Credit Agricole first quarter net rises 51% after sale of Emporiki in Greece

Credit Agricole SA (ACA), France’s third- largest bank, said first-quarter profit climbed 51 percent, helped by the disposal of its unprofitable Greek division.

Net income rose to 469 million euros ($613 million) from 311 million euros a year earlier, the bank, based in Montrouge near Paris, said in an e-mailed statement today. That topped the 374.4 million-euro average estimate of eight analysts surveyed by Bloomberg.

Credit Agricole, led by Chief Executive Officer Jean-Paul Chifflet, completed the sale of its Greek consumer-banking unit Emporiki in February and shut its riskiest investment-banking businesses. The company now is struggling to contain rising bad- loan provisions at its unit in Italy, the lender’s biggest market outside of France.

The first-quarter results showed the “stability” of the bank’s key businesses following the Emporiki sale, Chifflet, 63, said on a call with journalists. The CEO reiterated the firm aims for “significantly positive” net income in 2013 following two consecutive years of annual deficits.

Credit Agricole rose 1.1 percent to 7.28 euros by 9:01 a.m. in Paris trading. The shares have gained 19 percent this year, giving the bank a market value of about 18.1 billion euros. That compares with a 7.3 percent increase in the 40-member Bloomberg Europe Banks and Financial Services Index.

Credit Agricole, like larger French rivals BNP Paribas SA (BNP) and Societe Generale SA, is pushing through cost cuts as Europe’s economic crisis threatens to bite into profit. The lender said in February that it expects to reduce expenses by 650 million euros by 2016 via changes to information-technology resources, real estate and procurement.

Net income at the corporate and investment bank fell 50 percent to 238 million euros in the quarter, beating analysts estimates of 193 million euros. Revenue from capital markets fell 31 percent, while corporate-lending sales dropped 14 percent, it said.

Credit Agricole aims to reach a 12 percent return on equity, a profitability measure, at the corporate and investment bank over the “medium term” by cutting fixed costs by about 15 percent compared with 2011, the firm said in March.

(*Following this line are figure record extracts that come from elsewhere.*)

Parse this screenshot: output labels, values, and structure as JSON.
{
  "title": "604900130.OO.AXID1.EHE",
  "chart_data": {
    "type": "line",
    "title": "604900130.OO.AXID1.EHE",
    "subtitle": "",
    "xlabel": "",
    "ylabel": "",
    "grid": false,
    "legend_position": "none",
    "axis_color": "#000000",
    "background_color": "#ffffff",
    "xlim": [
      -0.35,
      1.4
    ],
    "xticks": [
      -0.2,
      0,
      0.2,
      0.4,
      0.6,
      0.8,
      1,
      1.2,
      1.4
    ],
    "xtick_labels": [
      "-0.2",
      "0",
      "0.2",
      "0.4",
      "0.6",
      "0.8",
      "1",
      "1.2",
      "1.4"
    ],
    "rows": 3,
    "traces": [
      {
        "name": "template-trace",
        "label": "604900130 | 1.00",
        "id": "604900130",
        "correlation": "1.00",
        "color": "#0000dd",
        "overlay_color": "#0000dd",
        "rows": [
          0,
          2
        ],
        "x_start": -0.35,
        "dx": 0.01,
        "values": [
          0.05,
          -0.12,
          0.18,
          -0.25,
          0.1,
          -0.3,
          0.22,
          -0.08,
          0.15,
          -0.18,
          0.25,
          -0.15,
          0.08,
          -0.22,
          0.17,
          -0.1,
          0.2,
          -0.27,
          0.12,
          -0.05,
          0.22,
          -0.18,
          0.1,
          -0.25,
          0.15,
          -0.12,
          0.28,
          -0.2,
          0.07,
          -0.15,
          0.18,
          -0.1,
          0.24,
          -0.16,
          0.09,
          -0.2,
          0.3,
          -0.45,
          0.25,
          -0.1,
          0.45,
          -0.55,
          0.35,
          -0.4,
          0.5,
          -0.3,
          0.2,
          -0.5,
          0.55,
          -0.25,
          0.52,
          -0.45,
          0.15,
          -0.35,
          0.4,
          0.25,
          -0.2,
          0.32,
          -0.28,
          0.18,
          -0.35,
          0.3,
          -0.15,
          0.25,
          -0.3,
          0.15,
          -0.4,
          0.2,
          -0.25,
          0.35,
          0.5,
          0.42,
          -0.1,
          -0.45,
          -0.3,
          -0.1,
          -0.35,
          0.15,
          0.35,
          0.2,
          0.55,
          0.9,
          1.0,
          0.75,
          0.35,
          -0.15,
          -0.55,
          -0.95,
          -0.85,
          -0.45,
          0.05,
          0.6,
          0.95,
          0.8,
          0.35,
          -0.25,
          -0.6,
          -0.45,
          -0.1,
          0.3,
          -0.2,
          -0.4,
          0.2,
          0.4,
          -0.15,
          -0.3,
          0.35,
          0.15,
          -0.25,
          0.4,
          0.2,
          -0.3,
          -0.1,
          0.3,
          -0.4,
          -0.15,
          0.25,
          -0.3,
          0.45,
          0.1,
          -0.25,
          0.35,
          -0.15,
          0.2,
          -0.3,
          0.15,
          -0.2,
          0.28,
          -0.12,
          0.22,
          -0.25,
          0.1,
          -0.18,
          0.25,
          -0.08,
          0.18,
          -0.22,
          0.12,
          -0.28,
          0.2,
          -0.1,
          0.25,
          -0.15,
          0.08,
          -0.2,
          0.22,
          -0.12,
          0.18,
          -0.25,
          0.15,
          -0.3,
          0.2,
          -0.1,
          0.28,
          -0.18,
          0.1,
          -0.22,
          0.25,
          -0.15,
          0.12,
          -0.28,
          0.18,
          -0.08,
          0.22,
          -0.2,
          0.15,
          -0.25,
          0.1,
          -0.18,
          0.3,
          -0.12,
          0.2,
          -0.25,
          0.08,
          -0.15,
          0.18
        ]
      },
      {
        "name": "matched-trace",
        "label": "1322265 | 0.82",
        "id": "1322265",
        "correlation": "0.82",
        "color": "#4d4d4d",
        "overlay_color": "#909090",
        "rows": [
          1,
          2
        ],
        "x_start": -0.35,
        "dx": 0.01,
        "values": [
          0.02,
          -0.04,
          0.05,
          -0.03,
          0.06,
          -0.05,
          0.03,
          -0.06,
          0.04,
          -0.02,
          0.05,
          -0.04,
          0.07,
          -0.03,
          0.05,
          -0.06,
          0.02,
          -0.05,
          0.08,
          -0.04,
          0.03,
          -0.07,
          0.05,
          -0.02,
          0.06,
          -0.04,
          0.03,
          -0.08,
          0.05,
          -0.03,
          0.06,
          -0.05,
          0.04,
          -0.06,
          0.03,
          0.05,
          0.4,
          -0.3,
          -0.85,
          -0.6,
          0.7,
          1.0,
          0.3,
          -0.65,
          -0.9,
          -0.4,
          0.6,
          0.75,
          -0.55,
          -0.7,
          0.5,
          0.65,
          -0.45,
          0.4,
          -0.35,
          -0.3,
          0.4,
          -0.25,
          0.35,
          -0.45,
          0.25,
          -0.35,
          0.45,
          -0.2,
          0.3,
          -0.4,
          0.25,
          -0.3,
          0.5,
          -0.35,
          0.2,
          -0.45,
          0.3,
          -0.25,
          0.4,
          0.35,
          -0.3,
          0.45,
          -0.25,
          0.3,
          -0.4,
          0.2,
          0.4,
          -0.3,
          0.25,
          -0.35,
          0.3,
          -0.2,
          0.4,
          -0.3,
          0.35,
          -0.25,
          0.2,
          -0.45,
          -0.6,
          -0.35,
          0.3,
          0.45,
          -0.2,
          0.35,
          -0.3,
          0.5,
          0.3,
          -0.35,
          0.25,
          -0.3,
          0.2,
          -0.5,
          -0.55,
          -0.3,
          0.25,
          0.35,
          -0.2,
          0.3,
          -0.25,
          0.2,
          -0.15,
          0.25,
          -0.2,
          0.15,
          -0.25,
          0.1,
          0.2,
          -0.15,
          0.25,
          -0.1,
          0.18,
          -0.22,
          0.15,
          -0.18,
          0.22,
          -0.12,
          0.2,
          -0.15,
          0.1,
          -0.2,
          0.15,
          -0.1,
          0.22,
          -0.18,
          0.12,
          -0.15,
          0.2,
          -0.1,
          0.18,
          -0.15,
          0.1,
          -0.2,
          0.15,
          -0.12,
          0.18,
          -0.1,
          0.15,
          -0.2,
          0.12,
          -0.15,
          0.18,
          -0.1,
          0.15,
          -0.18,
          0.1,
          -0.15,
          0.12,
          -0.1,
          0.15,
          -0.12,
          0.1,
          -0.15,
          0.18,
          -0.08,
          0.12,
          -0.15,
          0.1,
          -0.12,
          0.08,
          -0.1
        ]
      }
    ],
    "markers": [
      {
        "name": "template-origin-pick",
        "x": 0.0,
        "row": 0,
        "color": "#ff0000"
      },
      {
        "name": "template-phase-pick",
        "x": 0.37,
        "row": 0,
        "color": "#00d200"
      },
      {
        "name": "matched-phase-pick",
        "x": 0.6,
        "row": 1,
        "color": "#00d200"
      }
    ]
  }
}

Credit Agricole Group, the entity regulators look at to gauge capital and liquidity, had a Basel III core Tier 1 ratio of 9.6 percent as of March 31. The bank maintained its year-end goal of a 10 percent ratio.

The company, like BNP Paribas and Societe Generale, started trimming its balance sheet in 2011 after French lenders had access to U.S. dollar funding and European debt markets blocked. Last year, France’s three largest banks shrank risk-weighted assets by a combined 128 billion euros and cut thousands of investment-banking jobs.

Now French banks are counting the cost of the economic slump at home. The economy has barely grown over the past two years and joblessness is at a record high. The total retail- banking revenue of the country’s five largest lenders — including Groupe BPCE and Credit Mutuel-CIC — last year declined for the first time in two decades and it will probably keep falling 1.2 percent annually through 2015, according to Munich-based Roland Berger Strategy Consultants.

Profit from Credit Agricole’s French regional banks networks fell 7.7 percent to 343 million euros in the quarter, while profit at the LCL French consumer-banking division dropped 15 percent, the lender said. Bad-loan provisions from the regional banks was 404 million euros, up 21 percent compared with a year earlier, LCL’s provisions rose 14 percent in the first quarter from a year earlier, the company said.

In Italy, Credit Agricole’s largest market outside of France, the Cariparma consumer-banking unit had a 28 million- euro profit, down 9.8 percent from a year earlier. The French lender also booked 232 million euros in first-quarter bad-loan provisions at its Italian personal-finance unit Agos Ducato, it said.